Darren A. Deth
Feb 18, 2007, 2:39 PM
Post #1388 of 2528
My experience at VC has been extraordinary. The first residency is always the toughest. There is that wall you hit midway through it. Mine hit the day my manuscript was workshopped. It wasn't so much the actual critiquing that got to me as much as the sheer volume of it. One hour doesn't sound like a lot, but when you're on the hot seat and can't say anything until the end it is an eternity. I found myself taking the rest of the day off just so I could assimilate the information, and to let my hand loosen up from scribbling notes furiously. You will not have time to write during the residencies. There are student readings, faculty readings, visiting writer readings and informal talks--all of which are in addition to the lectures. There are events, too, that help to give your head a break, like talent shows and renegade readings.
Re: [Blue-Xela] 2008/09 anyone?
[In reply to]
Each semester, when you are out of the residency you can count on reading at least ten books. There are usually two essays per packet. Depending on who you have for an advisor the creative work can range anywhere from 20 to 40 pages per packet. They say you should spend at least 25 hours per week on the work. Now, I don't actually sit at my computer writing or reading for 25 hours; I include time spent drafting things in my head, or recording notes in the car.
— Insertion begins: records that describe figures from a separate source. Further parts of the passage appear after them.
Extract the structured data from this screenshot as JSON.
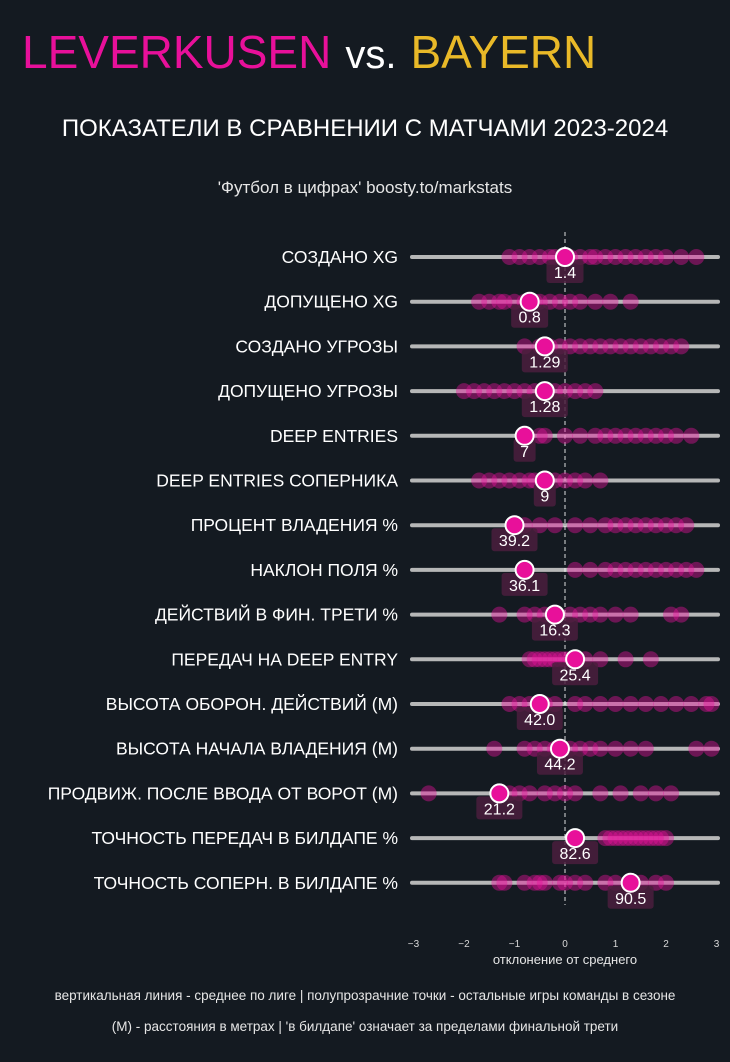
{
  "header": {
    "team_home": "LEVERKUSEN",
    "vs": "vs.",
    "team_away": "BAYERN",
    "subtitle": "ПОКАЗАТЕЛИ В СРАВНЕНИИ С МАТЧАМИ 2023-2024",
    "credit": "'Футбол в цифрах' boosty.to/markstats"
  },
  "colors": {
    "home": "#e8109a",
    "away": "#e9b928",
    "background": "#141a21",
    "track": "#c8c8c8"
  },
  "chart_data": {
    "type": "scatter",
    "xlabel": "отклонение от среднего",
    "xlim": [
      -3,
      3
    ],
    "xticks": [
      "−3",
      "−2",
      "−1",
      "0",
      "1",
      "2",
      "3"
    ],
    "reference_line": "вертикальная пунктирная линия в 0",
    "categories": [
      "СОЗДАНО XG",
      "ДОПУЩЕНО XG",
      "СОЗДАНО УГРОЗЫ",
      "ДОПУЩЕНО УГРОЗЫ",
      "DEEP ENTRIES",
      "DEEP ENTRIES СОПЕРНИКА",
      "ПРОЦЕНТ ВЛАДЕНИЯ %",
      "НАКЛОН ПОЛЯ %",
      "ДЕЙСТВИЙ В ФИН. ТРЕТИ %",
      "ПЕРЕДАЧ НА DEEP ENTRY",
      "ВЫСОТА ОБОРОН. ДЕЙСТВИЙ (М)",
      "ВЫСОТА НАЧАЛА ВЛАДЕНИЯ (М)",
      "ПРОДВИЖ. ПОСЛЕ ВВОДА ОТ ВОРОТ (М)",
      "ТОЧНОСТЬ ПЕРЕДАЧ В БИЛДАПЕ %",
      "ТОЧНОСТЬ СОПЕРН. В БИЛДАПЕ %"
    ],
    "highlight": {
      "x": [
        0.0,
        -0.7,
        -0.4,
        -0.4,
        -0.8,
        -0.4,
        -1.0,
        -0.8,
        -0.2,
        0.2,
        -0.5,
        -0.1,
        -1.3,
        0.2,
        1.3
      ],
      "labels": [
        "1.4",
        "0.8",
        "1.29",
        "1.28",
        "7",
        "9",
        "39.2",
        "36.1",
        "16.3",
        "25.4",
        "42.0",
        "44.2",
        "21.2",
        "82.6",
        "90.5"
      ]
    },
    "season_matches": [
      [
        -1.1,
        -0.9,
        -0.7,
        -0.5,
        -0.3,
        -0.2,
        0.1,
        0.3,
        0.5,
        0.6,
        0.8,
        1.0,
        1.2,
        1.4,
        1.6,
        1.8,
        2.0,
        2.3,
        2.6
      ],
      [
        -1.7,
        -1.5,
        -1.3,
        -1.2,
        -1.0,
        -0.8,
        -0.6,
        -0.5,
        -0.3,
        -0.1,
        0.1,
        0.3,
        0.6,
        0.9,
        1.3
      ],
      [
        -0.8,
        -0.5,
        -0.3,
        -0.1,
        0.1,
        0.3,
        0.5,
        0.7,
        0.9,
        1.1,
        1.3,
        1.5,
        1.7,
        1.9,
        2.1,
        2.3
      ],
      [
        -2.0,
        -1.8,
        -1.6,
        -1.4,
        -1.2,
        -1.0,
        -0.8,
        -0.6,
        -0.4,
        -0.2,
        0.0,
        0.2,
        0.4,
        0.6
      ],
      [
        -0.5,
        -0.4,
        0.0,
        0.3,
        0.6,
        0.8,
        1.0,
        1.2,
        1.4,
        1.6,
        1.8,
        2.0,
        2.2,
        2.5
      ],
      [
        -1.7,
        -1.5,
        -1.3,
        -1.1,
        -0.9,
        -0.7,
        -0.6,
        -0.4,
        -0.2,
        0.0,
        0.2,
        0.4,
        0.7
      ],
      [
        -0.8,
        -0.5,
        -0.2,
        0.2,
        0.5,
        0.8,
        1.0,
        1.2,
        1.4,
        1.6,
        1.8,
        2.0,
        2.2,
        2.4
      ],
      [
        0.2,
        0.5,
        0.8,
        1.0,
        1.2,
        1.4,
        1.6,
        1.8,
        2.0,
        2.2,
        2.4,
        2.6
      ],
      [
        -1.3,
        -0.8,
        -0.6,
        -0.4,
        0.1,
        0.3,
        0.5,
        0.7,
        1.0,
        1.3,
        2.1,
        2.3
      ],
      [
        -0.7,
        -0.6,
        -0.5,
        -0.4,
        -0.3,
        -0.2,
        -0.1,
        0.0,
        0.1,
        0.4,
        0.7,
        1.2,
        1.7
      ],
      [
        -1.1,
        -0.9,
        -0.7,
        -0.4,
        -0.2,
        0.2,
        0.4,
        0.7,
        1.0,
        1.3,
        1.6,
        1.9,
        2.2,
        2.5,
        2.8,
        2.9
      ],
      [
        -1.4,
        -0.8,
        -0.6,
        -0.4,
        -0.2,
        0.1,
        0.3,
        0.5,
        0.7,
        1.0,
        1.3,
        1.6,
        2.6,
        2.9
      ],
      [
        -2.7,
        -1.1,
        -0.9,
        -0.7,
        -0.4,
        -0.2,
        0.0,
        0.2,
        0.7,
        1.1,
        1.5,
        1.8,
        2.1
      ],
      [
        0.8,
        0.9,
        1.0,
        1.1,
        1.2,
        1.3,
        1.4,
        1.5,
        1.6,
        1.7,
        1.8,
        1.9,
        2.0
      ],
      [
        -1.3,
        -1.2,
        -0.8,
        -0.6,
        -0.5,
        -0.4,
        -0.1,
        0.0,
        0.2,
        0.4,
        0.8,
        1.0,
        1.5,
        1.8,
        2.0
      ]
    ]
  },
  "footer": {
    "line1": "вертикальная линия - среднее по лиге  |  полупрозрачние точки - остальные игры команды в сезоне",
    "line2": "(М) - расстояния в метрах | 'в билдапе' означает за пределами финальной трети"
  }
}
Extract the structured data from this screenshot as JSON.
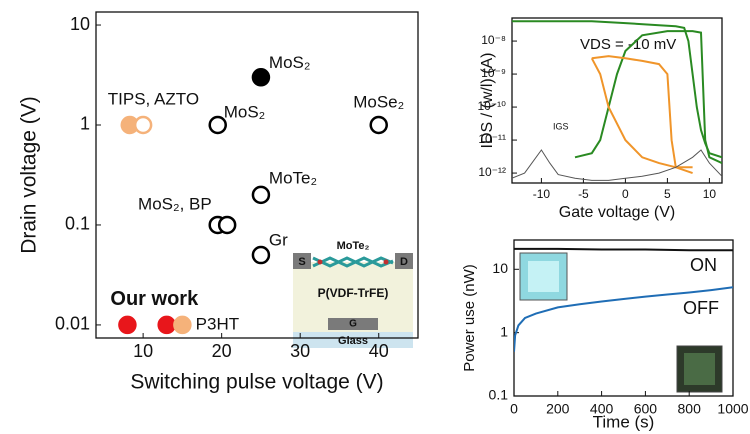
{
  "chart_data": [
    {
      "type": "scatter",
      "xlabel": "Switching pulse voltage (V)",
      "ylabel": "Drain voltage (V)",
      "xlim": [
        4,
        45
      ],
      "ylim": [
        0.0074,
        13.5
      ],
      "ylog": true,
      "xticks": [
        10,
        20,
        30,
        40
      ],
      "yticks": [
        0.01,
        0.1,
        1,
        10
      ],
      "series": [
        {
          "name": "MoS₂",
          "x": [
            25
          ],
          "values": [
            3
          ],
          "colors": [
            "#000000"
          ],
          "filled": [
            true
          ]
        },
        {
          "name": "TIPS, AZTO",
          "x": [
            8.3,
            10
          ],
          "values": [
            1,
            1
          ],
          "colors": [
            "#f5b27a",
            "#f5b27a"
          ],
          "filled": [
            true,
            false
          ]
        },
        {
          "name": "MoS₂",
          "x": [
            19.5
          ],
          "values": [
            1
          ],
          "colors": [
            "#000000"
          ],
          "filled": [
            false
          ]
        },
        {
          "name": "MoSe₂",
          "x": [
            40
          ],
          "values": [
            1
          ],
          "colors": [
            "#000000"
          ],
          "filled": [
            false
          ]
        },
        {
          "name": "MoTe₂",
          "x": [
            25
          ],
          "values": [
            0.2
          ],
          "colors": [
            "#000000"
          ],
          "filled": [
            false
          ]
        },
        {
          "name": "MoS₂, BP",
          "x": [
            19.5,
            20.7
          ],
          "values": [
            0.1,
            0.1
          ],
          "colors": [
            "#000000",
            "#000000"
          ],
          "filled": [
            false,
            false
          ]
        },
        {
          "name": "Gr",
          "x": [
            25
          ],
          "values": [
            0.05
          ],
          "colors": [
            "#000000"
          ],
          "filled": [
            false
          ]
        },
        {
          "name": "Our work",
          "x": [
            8
          ],
          "values": [
            0.01
          ],
          "colors": [
            "#e8161b"
          ],
          "filled": [
            true
          ]
        },
        {
          "name": "P3HT",
          "x": [
            13,
            15
          ],
          "values": [
            0.01,
            0.01
          ],
          "colors": [
            "#e8161b",
            "#f5b27a"
          ],
          "filled": [
            true,
            true
          ]
        }
      ]
    },
    {
      "type": "line",
      "xlabel": "Gate voltage (V)",
      "ylabel": "IDS / (w/l) (A)",
      "annotations": [
        "VDS = -10 mV"
      ],
      "xlim": [
        -13.5,
        11.5
      ],
      "ylim": [
        5e-13,
        5e-08
      ],
      "ylog": true,
      "xticks": [
        -10,
        -5,
        0,
        5,
        10
      ],
      "yticks": [
        {
          "value": 1e-12,
          "label": "10⁻¹²"
        },
        {
          "value": 1e-11,
          "label": "10⁻¹¹"
        },
        {
          "value": 1e-10,
          "label": "10⁻¹⁰"
        },
        {
          "value": 1e-09,
          "label": "10⁻⁹"
        },
        {
          "value": 1e-08,
          "label": "10⁻⁸"
        }
      ],
      "series": [
        {
          "color": "#2a8a22",
          "x": [
            -13.5,
            -8,
            -4,
            0,
            4,
            6,
            7,
            7.5,
            8,
            8.5,
            9,
            9.5,
            10,
            11.5
          ],
          "values": [
            4e-08,
            4e-08,
            4e-08,
            3.5e-08,
            3e-08,
            2.8e-08,
            2.5e-08,
            1e-08,
            1e-09,
            1e-10,
            2e-11,
            8e-12,
            4e-12,
            3e-12
          ]
        },
        {
          "color": "#2a8a22",
          "x": [
            -6,
            -4,
            -3,
            -2,
            -1,
            0,
            2,
            5,
            8,
            9,
            9.5,
            10,
            11.5
          ],
          "values": [
            3e-12,
            4e-12,
            1e-11,
            1e-10,
            1e-09,
            5e-09,
            1.5e-08,
            2e-08,
            2e-08,
            1.8e-08,
            1e-11,
            3e-12,
            2e-12
          ]
        },
        {
          "color": "#f0952a",
          "x": [
            -4,
            -2,
            0,
            2,
            4,
            5,
            5.5,
            6,
            8
          ],
          "values": [
            3e-09,
            3.5e-09,
            3e-09,
            2.5e-09,
            2e-09,
            1e-09,
            1e-11,
            1.5e-12,
            1e-12
          ]
        },
        {
          "color": "#f0952a",
          "x": [
            -4,
            -3,
            -2,
            0,
            2,
            4,
            6,
            8
          ],
          "values": [
            3e-09,
            1e-09,
            1e-10,
            1e-11,
            3e-12,
            2e-12,
            1.5e-12,
            1.5e-12
          ]
        },
        {
          "name": "IGS",
          "color": "#555555",
          "x": [
            -13.5,
            -12,
            -10,
            -9,
            -8,
            -6,
            -4,
            -2,
            0,
            2,
            4,
            6,
            8,
            9,
            10,
            11.5
          ],
          "values": [
            7e-13,
            1e-12,
            5e-12,
            2e-12,
            9e-13,
            7e-13,
            6e-13,
            6e-13,
            7e-13,
            8e-13,
            1e-12,
            1.5e-12,
            3e-12,
            5e-12,
            2e-12,
            8e-13
          ]
        }
      ]
    },
    {
      "type": "line",
      "xlabel": "Time (s)",
      "ylabel": "Power use (nW)",
      "xlim": [
        0,
        1000
      ],
      "ylim": [
        0.1,
        29
      ],
      "ylog": true,
      "xticks": [
        0,
        200,
        400,
        600,
        800,
        1000
      ],
      "yticks": [
        0.1,
        1,
        10
      ],
      "series": [
        {
          "name": "ON",
          "color": "#111111",
          "x": [
            0,
            200,
            400,
            600,
            800,
            1000
          ],
          "values": [
            21,
            21,
            20.5,
            20.5,
            20,
            20
          ]
        },
        {
          "name": "OFF",
          "color": "#1f6db5",
          "x": [
            0,
            5,
            20,
            50,
            100,
            200,
            300,
            400,
            500,
            600,
            700,
            800,
            900,
            1000
          ],
          "values": [
            0.5,
            0.9,
            1.3,
            1.7,
            2.0,
            2.5,
            2.8,
            3.1,
            3.4,
            3.7,
            4.0,
            4.3,
            4.7,
            5.2
          ]
        }
      ]
    }
  ],
  "inset": {
    "source": "S",
    "drain": "D",
    "channel": "MoTe₂",
    "dielectric": "P(VDF-TrFE)",
    "gate": "G",
    "substrate": "Glass"
  }
}
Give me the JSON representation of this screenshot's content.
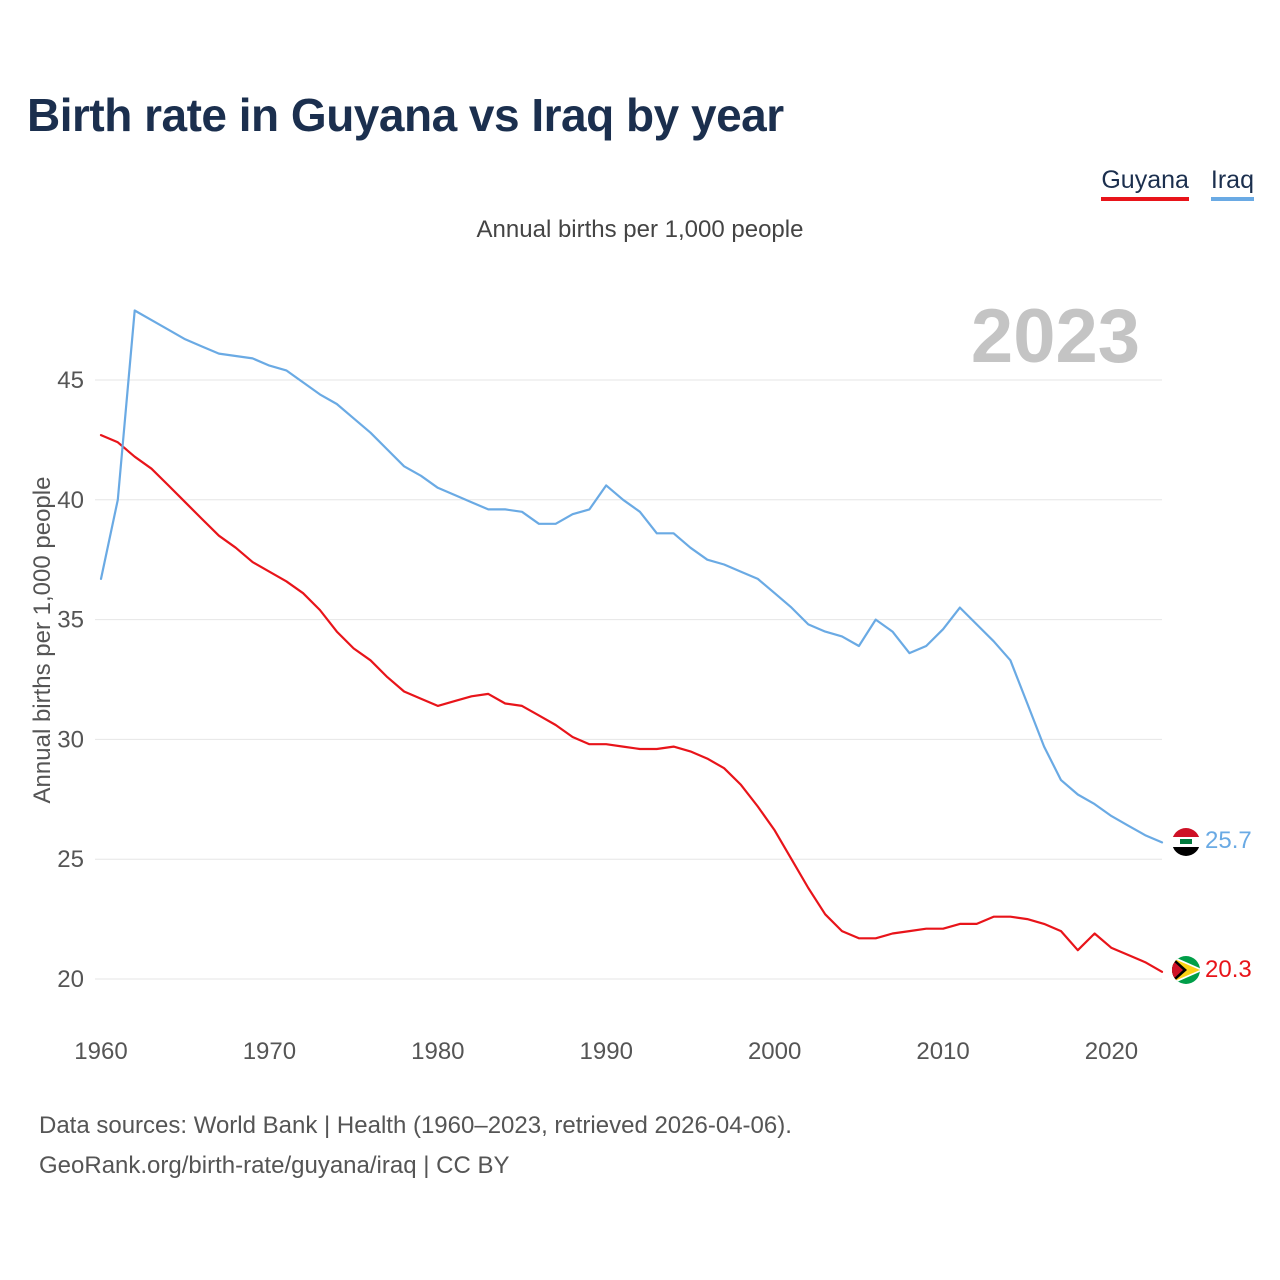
{
  "title": "Birth rate in Guyana vs Iraq by year",
  "subtitle": "Annual births per 1,000 people",
  "legend": [
    {
      "label": "Guyana",
      "color": "#e8141a"
    },
    {
      "label": "Iraq",
      "color": "#6aaae4"
    }
  ],
  "year_watermark": "2023",
  "footer": {
    "line1": "Data sources: World Bank | Health (1960–2023, retrieved 2026-04-06).",
    "line2": "GeoRank.org/birth-rate/guyana/iraq | CC BY"
  },
  "end_labels": {
    "guyana": "20.3",
    "iraq": "25.7"
  },
  "chart_data": {
    "type": "line",
    "title": "Birth rate in Guyana vs Iraq by year",
    "xlabel": "",
    "ylabel": "Annual births per 1,000 people",
    "xlim": [
      1960,
      2023
    ],
    "ylim": [
      18,
      48
    ],
    "x_ticks": [
      1960,
      1970,
      1980,
      1990,
      2000,
      2010,
      2020
    ],
    "y_ticks": [
      20,
      25,
      30,
      35,
      40,
      45
    ],
    "x": [
      1960,
      1961,
      1962,
      1963,
      1964,
      1965,
      1966,
      1967,
      1968,
      1969,
      1970,
      1971,
      1972,
      1973,
      1974,
      1975,
      1976,
      1977,
      1978,
      1979,
      1980,
      1981,
      1982,
      1983,
      1984,
      1985,
      1986,
      1987,
      1988,
      1989,
      1990,
      1991,
      1992,
      1993,
      1994,
      1995,
      1996,
      1997,
      1998,
      1999,
      2000,
      2001,
      2002,
      2003,
      2004,
      2005,
      2006,
      2007,
      2008,
      2009,
      2010,
      2011,
      2012,
      2013,
      2014,
      2015,
      2016,
      2017,
      2018,
      2019,
      2020,
      2021,
      2022,
      2023
    ],
    "series": [
      {
        "name": "Guyana",
        "color": "#e8141a",
        "values": [
          42.7,
          42.4,
          41.8,
          41.3,
          40.6,
          39.9,
          39.2,
          38.5,
          38.0,
          37.4,
          37.0,
          36.6,
          36.1,
          35.4,
          34.5,
          33.8,
          33.3,
          32.6,
          32.0,
          31.7,
          31.4,
          31.6,
          31.8,
          31.9,
          31.5,
          31.4,
          31.0,
          30.6,
          30.1,
          29.8,
          29.8,
          29.7,
          29.6,
          29.6,
          29.7,
          29.5,
          29.2,
          28.8,
          28.1,
          27.2,
          26.2,
          25.0,
          23.8,
          22.7,
          22.0,
          21.7,
          21.7,
          21.9,
          22.0,
          22.1,
          22.1,
          22.3,
          22.3,
          22.6,
          22.6,
          22.5,
          22.3,
          22.0,
          21.2,
          21.9,
          21.3,
          21.0,
          20.7,
          20.3
        ]
      },
      {
        "name": "Iraq",
        "color": "#6aaae4",
        "values": [
          36.7,
          40.0,
          47.9,
          47.5,
          47.1,
          46.7,
          46.4,
          46.1,
          46.0,
          45.9,
          45.6,
          45.4,
          44.9,
          44.4,
          44.0,
          43.4,
          42.8,
          42.1,
          41.4,
          41.0,
          40.5,
          40.2,
          39.9,
          39.6,
          39.6,
          39.5,
          39.0,
          39.0,
          39.4,
          39.6,
          40.6,
          40.0,
          39.5,
          38.6,
          38.6,
          38.0,
          37.5,
          37.3,
          37.0,
          36.7,
          36.1,
          35.5,
          34.8,
          34.5,
          34.3,
          33.9,
          35.0,
          34.5,
          33.6,
          33.9,
          34.6,
          35.5,
          34.8,
          34.1,
          33.3,
          31.5,
          29.7,
          28.3,
          27.7,
          27.3,
          26.8,
          26.4,
          26.0,
          25.7
        ]
      }
    ]
  }
}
One of the smartest things I did was purchase a digital voice recorder that I can use whenever I can't free up my hands to write.
At the last residency we did have a panel group of publishers. Also, one of the students there is currently involved with a lit magazine. He gave a great presentation on publishing in those markets, including a sample cover letter and several web-sites well worth checking out.
Your third semester you work on your critical thesis. The fourth semester entails working on your creative thesis and your lecture. Each graduating student gives a 45 minute lecture and a 20 minute reading.
The main focus of the program is craft. There is not a big push for teaching, although that is what many of us want to do. That's what I want to do.
If you have any further questions, bring them on. Oh, Louise Crowley and Melissa Fisher, the Administrators of the program are extremely friendly and will be more than willing to answer any of your questions that I don't have answers to.